Und: Wir sind nur zuständig im Rahmen unserer Kräfte. Gerade nach
einer Krise liebe dich, bestaune doch dein Hiersein. Und päppele dich
wieder auf, verwöhne dich, spar deine Reserven. Und enttäusche
- sag, es tut dir Leid, dazu fehlt dir die Kraft, aber das und das könntest
du dir gut vorstellen. Du, sei nicht Opfer, nie mehr.
Angst leckt ja die Ich-Kräfte weg; die Säure Angst zerstört
Chancen, den Schutz, die Sicherheit, die Zukunft. Du aber, bau die Angst
ab, du glaub an deinen Bärenmut, deine Flamme "Ich" wird befeuert vom
Himmel her: Du brauchst nur dein Gesicht der Sonne zuwenden, bewusst, und
augenblicklich durchströmt dich ein Heimatgefühl, gern du selbst
zu sein. Auch mit großer Musik beschwingt dich der Heilige Geist oder
durch Lieben oder durch Getröstetwerden von "Am Morgen Vorgelesen".
Lichtblicke löschen die Angst, jedenfalls für jetzt. Das ist
überhaupt das einzig Wahre: Jetzt, hier, heute - mehr brauchst du nicht
sicher zu haben.
Es gibt Auferlegtes, manches ist uns zugemutet. Wir müssen es endlich
annehmen, um weiter zu kommen. Aber Sinnloses schnürt die Kraft ab.

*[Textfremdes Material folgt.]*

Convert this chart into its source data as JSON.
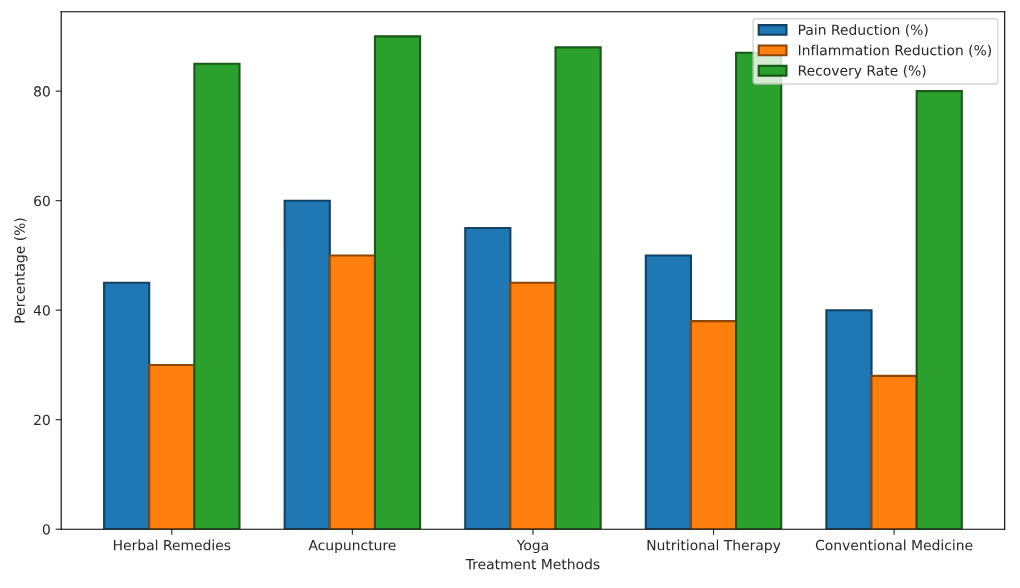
{
  "chart_data": {
    "type": "bar",
    "xlabel": "Treatment Methods",
    "ylabel": "Percentage (%)",
    "categories": [
      "Herbal Remedies",
      "Acupuncture",
      "Yoga",
      "Nutritional Therapy",
      "Conventional Medicine"
    ],
    "series": [
      {
        "name": "Pain Reduction (%)",
        "color": "#1f77b4",
        "values": [
          45,
          60,
          55,
          50,
          40
        ]
      },
      {
        "name": "Inflammation Reduction (%)",
        "color": "#ff7f0e",
        "values": [
          30,
          50,
          45,
          38,
          28
        ]
      },
      {
        "name": "Recovery Rate (%)",
        "color": "#2ca02c",
        "values": [
          85,
          90,
          88,
          87,
          80
        ]
      }
    ],
    "ylim": [
      0,
      94.5
    ],
    "yticks": [
      0,
      20,
      40,
      60,
      80
    ],
    "grid": false,
    "legend": "top right"
  }
}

Also sortiere, was dir sinnvoll scheint - daran arbeite kräftig. Was
vor der Hand ist, soll sich lohnen, der Straßenkehrer müsste
verzweifeln, wenn er all die dreckigen Straßen vor sich sähe -
stattdessen sieht er das Teil-Stück Straße eben gerade vor ihm,
das hat er bald sauber, und dann wird er sich auf den Besen stützen
und wohlgefällig über das Geschaffte hin schauen.
Der Schritt jetzt, die Tat jetzt, soll dir gut und richtig sein, jetzt ins
Gelingen vertieft sein, und die Angst war nicht gewesen - hinterher siehst
du es. Es ist wie in der Schule: Beim Aufsatz mussten wir uns drangeben an
das Thema, die Ideen hintereinander aufschreiben wie sie kamen, auch verquere;
dann sie um einen Leitgedanken sortieren, und schreiben, einfaches fließen
lassen, dann die Arbeit abgeben. Ob es dem Lehrer als gut erscheint, das
Urteil ist offen; aber Angst bringt nichts. Vor dem Glück kommt der
Mut, die Angst vorbeizuwinken. Das soll dir heute gelingen.